Man is above the other animals not because
he is alive as they are, but because
he has a life unlike theirs.
"[T]hey called it the problem of the soul at one time,
of free will at another, and the mind-body problem at
a third.
"The central question that I ask is;
Can man be both a machine and a self?
"A self must have some consistency ...
Spinoza said that three hundred years ago, in effect,
and found in it his own impersonal ground for
reconciling free will with determinism.
"If it exists at all, my self is a process: the unending
process by which I turn new experience into knowledge.
"What makes man unique is
the nature of his knowledge: this is my theme.
"[S]cientific knowledge is only one of its modes ...
the other mode ... is knowledge of self.
"Our experiences do not merely link us to the outside
world; they are us and they are the world for us;
they make us part of the world.
"Science then is not so much a model of nature
as a living language for describing her.
"Imagination takes advantage of ambiguity, in the
language of science as well as in the language of poetry.
"Of course it is true that when scientists write out
their findings, they try to rid their language of ambiguity
and to make it exact. Aldous Huxley in his last book
presented that as the crucial difference between
the two parts of his title Literature and Science.
But this confuses the language in which science is
invented with that in which it is explained -- the
thought with its formal communication.
"I hold that each man ... enlarges his self by experiences
... from their inner experiences as well as their outer.
"What distinguishes literature is that
it can not be understood unless
we understand what it is like to be human.

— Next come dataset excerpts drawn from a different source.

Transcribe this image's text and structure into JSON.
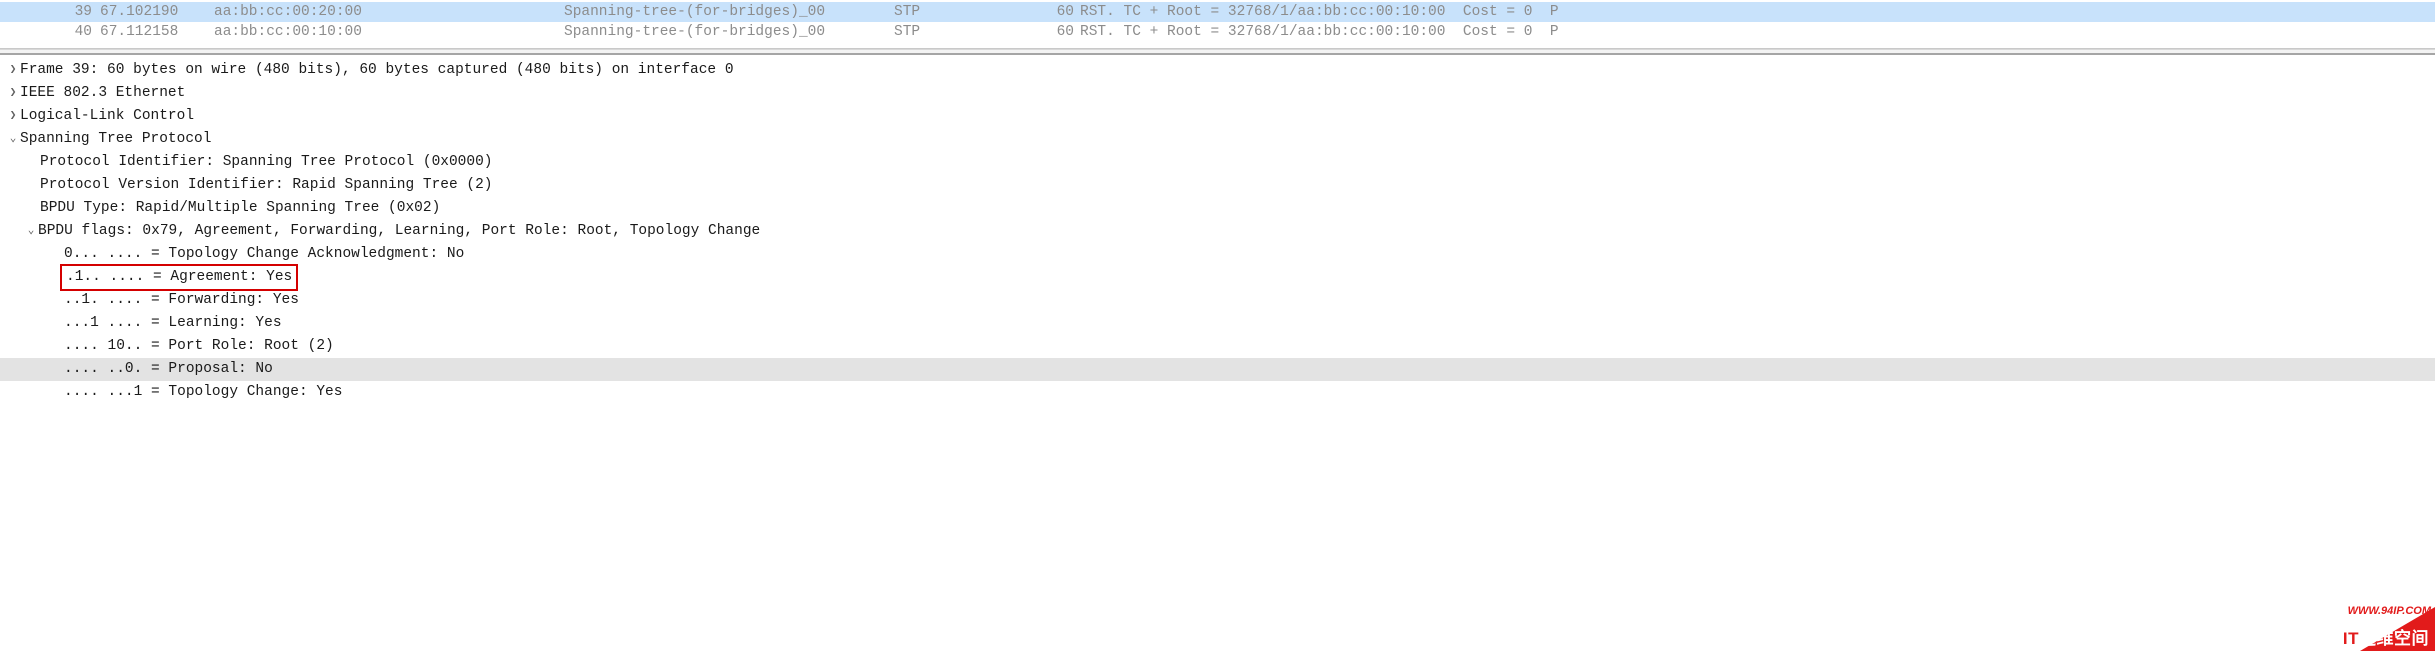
{
  "packets": [
    {
      "no": "39",
      "time": "67.102190",
      "src": "aa:bb:cc:00:20:00",
      "dst": "Spanning-tree-(for-bridges)_00",
      "proto": "STP",
      "len": "60",
      "info": "RST. TC + Root = 32768/1/aa:bb:cc:00:10:00  Cost = 0  P",
      "selected": true
    },
    {
      "no": "40",
      "time": "67.112158",
      "src": "aa:bb:cc:00:10:00",
      "dst": "Spanning-tree-(for-bridges)_00",
      "proto": "STP",
      "len": "60",
      "info": "RST. TC + Root = 32768/1/aa:bb:cc:00:10:00  Cost = 0  P",
      "selected": false
    }
  ],
  "details": {
    "frame": "Frame 39: 60 bytes on wire (480 bits), 60 bytes captured (480 bits) on interface 0",
    "eth": "IEEE 802.3 Ethernet",
    "llc": "Logical-Link Control",
    "stp": "Spanning Tree Protocol",
    "proto_id": "Protocol Identifier: Spanning Tree Protocol (0x0000)",
    "proto_ver": "Protocol Version Identifier: Rapid Spanning Tree (2)",
    "bpdu_type": "BPDU Type: Rapid/Multiple Spanning Tree (0x02)",
    "flags": "BPDU flags: 0x79, Agreement, Forwarding, Learning, Port Role: Root, Topology Change",
    "flag_tca": "0... .... = Topology Change Acknowledgment: No",
    "flag_agree": ".1.. .... = Agreement: Yes",
    "flag_forward": "..1. .... = Forwarding: Yes",
    "flag_learn": "...1 .... = Learning: Yes",
    "flag_role": ".... 10.. = Port Role: Root (2)",
    "flag_proposal": ".... ..0. = Proposal: No",
    "flag_tc": ".... ...1 = Topology Change: Yes"
  },
  "watermark": {
    "url": "WWW.94IP.COM",
    "main_red": "IT",
    "main_white": "运维空间"
  }
}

"[S]cience and literature, science and art, belong
together as matched haves of what is unique
in human experience.
"I have called the unique faculty ... imagination....
The largest hoard of images that we create, and
the most powerful method that we have for using
them, is language.... A large part of the new brain
in man is set aside for storing and manipulating
the concepts in this language.
"Many logical problems grow from this common root,
namely that the range of reference of any reasonabley
rich system necessarily includes reference to itself.
... The Cretan paradox ... the contradiction implied
by the statement of Epimenides the Cretan that
all Cretans are liars.
"All thinking about thinking implies self-reference."